Individual countries are too small to stand up to global corporations – the EU has successfully fined mega-companies and ensured that they pay their taxes
We heard you
Most importantly: we got the message. You do not like the world as it is. Little of what is upsetting is really down to the EU. All the UK political parties are offering change, real change. For example, you wish to “take back control”? Take your pick: lower taxes (Conservative), nationalisation (Labour), proportional representation (Liberal Democrat). There is much more on offer in each party’s manifesto.

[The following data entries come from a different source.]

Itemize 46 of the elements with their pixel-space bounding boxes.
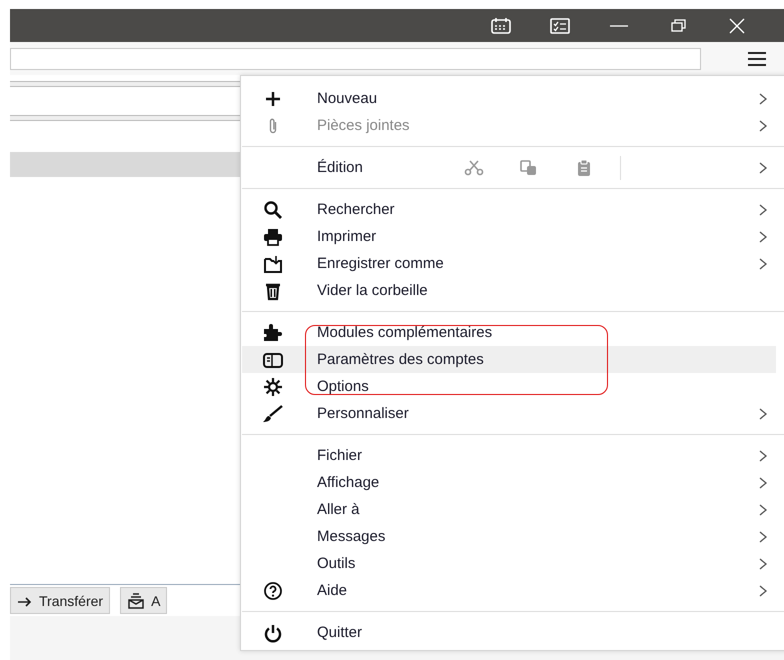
chevron-icon	[758, 584, 768, 598]
menu-item[interactable]: Vider la corbeille	[242, 277, 776, 304]
menu-item[interactable]: Outils	[242, 550, 776, 577]
chevron-icon	[758, 406, 768, 420]
menu-item[interactable]: Enregistrer comme	[242, 250, 776, 277]
menu-item[interactable]: Options	[242, 373, 776, 400]
menu-item[interactable]: Personnaliser	[242, 400, 776, 427]
chevron-icon	[758, 202, 768, 216]
chevron-icon	[758, 118, 768, 132]
chevron-icon	[758, 256, 768, 270]
menu-item[interactable]: Messages	[242, 523, 776, 550]
calendar-icon[interactable]	[490, 16, 512, 34]
cut-icon[interactable]	[463, 158, 486, 176]
search-icon	[263, 200, 283, 220]
chevron-icon	[758, 230, 768, 244]
folder-save-icon	[263, 254, 283, 274]
puzzle-icon	[262, 322, 284, 342]
gear-icon	[263, 376, 283, 396]
arrow-right-icon	[17, 594, 33, 606]
chevron-icon	[758, 476, 768, 490]
help-icon	[263, 580, 283, 600]
tasks-icon[interactable]	[548, 16, 570, 34]
archive-icon	[127, 592, 146, 608]
menu-item[interactable]: Affichage	[242, 469, 776, 496]
menu-item[interactable]: Édition	[242, 154, 776, 181]
toolbar-button[interactable]: A	[120, 587, 168, 614]
chevron-icon	[758, 502, 768, 516]
menu-item[interactable]: Aller à	[242, 496, 776, 523]
menu-item[interactable]: Aide	[242, 577, 776, 604]
menu-item[interactable]: Fichier	[242, 442, 776, 469]
chevron-icon	[758, 448, 768, 462]
chevron-icon	[758, 556, 768, 570]
chevron-icon	[758, 160, 768, 174]
chevron-icon	[758, 530, 768, 544]
brush-icon	[262, 404, 284, 424]
search-field[interactable]	[10, 48, 701, 70]
menu-item[interactable]: Modules complémentaires	[242, 319, 776, 346]
power-icon	[263, 622, 283, 642]
menu-icon	[746, 50, 768, 66]
menu-item[interactable]: Imprimer	[242, 223, 776, 250]
chevron-icon	[758, 92, 768, 106]
printer-icon	[263, 226, 283, 246]
menu-item[interactable]: Paramètres des comptes	[242, 346, 776, 373]
menu-item[interactable]: Rechercher	[242, 196, 776, 223]
menu-item[interactable]: Nouveau	[242, 85, 776, 112]
toolbar-button[interactable]: Transférer	[10, 587, 110, 614]
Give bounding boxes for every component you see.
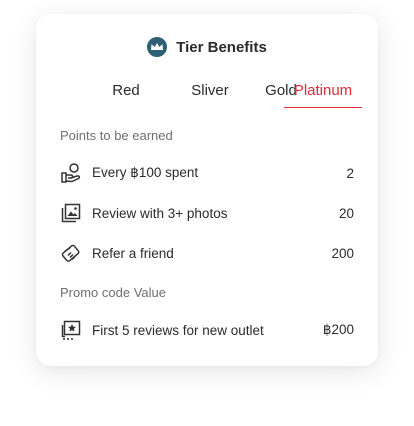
- hand-coin-icon: [61, 163, 81, 183]
- page-title: Tier Benefits: [176, 38, 267, 56]
- points-row-value: 20: [338, 205, 354, 221]
- promo-row-value: ฿200: [322, 322, 354, 337]
- points-row-value: 200: [331, 245, 354, 261]
- tier-benefits-card: Tier Benefits Red Sliver Gold Platinum P…: [36, 14, 378, 366]
- points-row-photos: Review with 3+ photos 20: [60, 201, 354, 225]
- points-row-label: Every ฿100 spent: [92, 165, 199, 180]
- promo-row-reviews: First 5 reviews for new outlet ฿200: [60, 318, 354, 342]
- points-row-label: Review with 3+ photos: [92, 205, 228, 221]
- crown-badge-icon: [147, 37, 168, 57]
- tab-red[interactable]: Red: [90, 82, 162, 108]
- tab-platinum[interactable]: Platinum: [284, 82, 362, 108]
- promo-row-label: First 5 reviews for new outlet: [92, 322, 264, 338]
- points-row-label: Refer a friend: [92, 245, 174, 261]
- star-review-icon: [61, 320, 81, 340]
- tab-sliver[interactable]: Sliver: [170, 82, 250, 108]
- points-row-value: 2: [346, 165, 354, 181]
- points-row-refer: Refer a friend 200: [60, 241, 354, 265]
- tier-tabs: Red Sliver Gold Platinum: [50, 82, 364, 108]
- points-section-title: Points to be earned: [60, 128, 173, 143]
- handshake-icon: [61, 244, 80, 262]
- points-row-spend: Every ฿100 spent 2: [60, 161, 354, 185]
- promo-section-title: Promo code Value: [60, 285, 166, 300]
- photos-icon: [61, 203, 81, 223]
- card-header: Tier Benefits: [36, 37, 378, 57]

It will be easier to effect change if we stay in the EU. The Government will not be fully occupied by sorting out Brexit but will be able to focus on issues of real concern. The economy will be stronger allowing more public spending.
When will the new campaign be launched?
So far, the Remain movement is still focussed on obtaining the referendum. There is not yet a visible sign of trying to win it by appealing to Leave voters, of making a proposition.
Time is running out. For the referendum to be healing it will need to be fought quite differently from 2016. The best time to have started that campaign was in 2016. The second-best time is now.
The views expressed in this article are the author's and not necessarily those of L4E.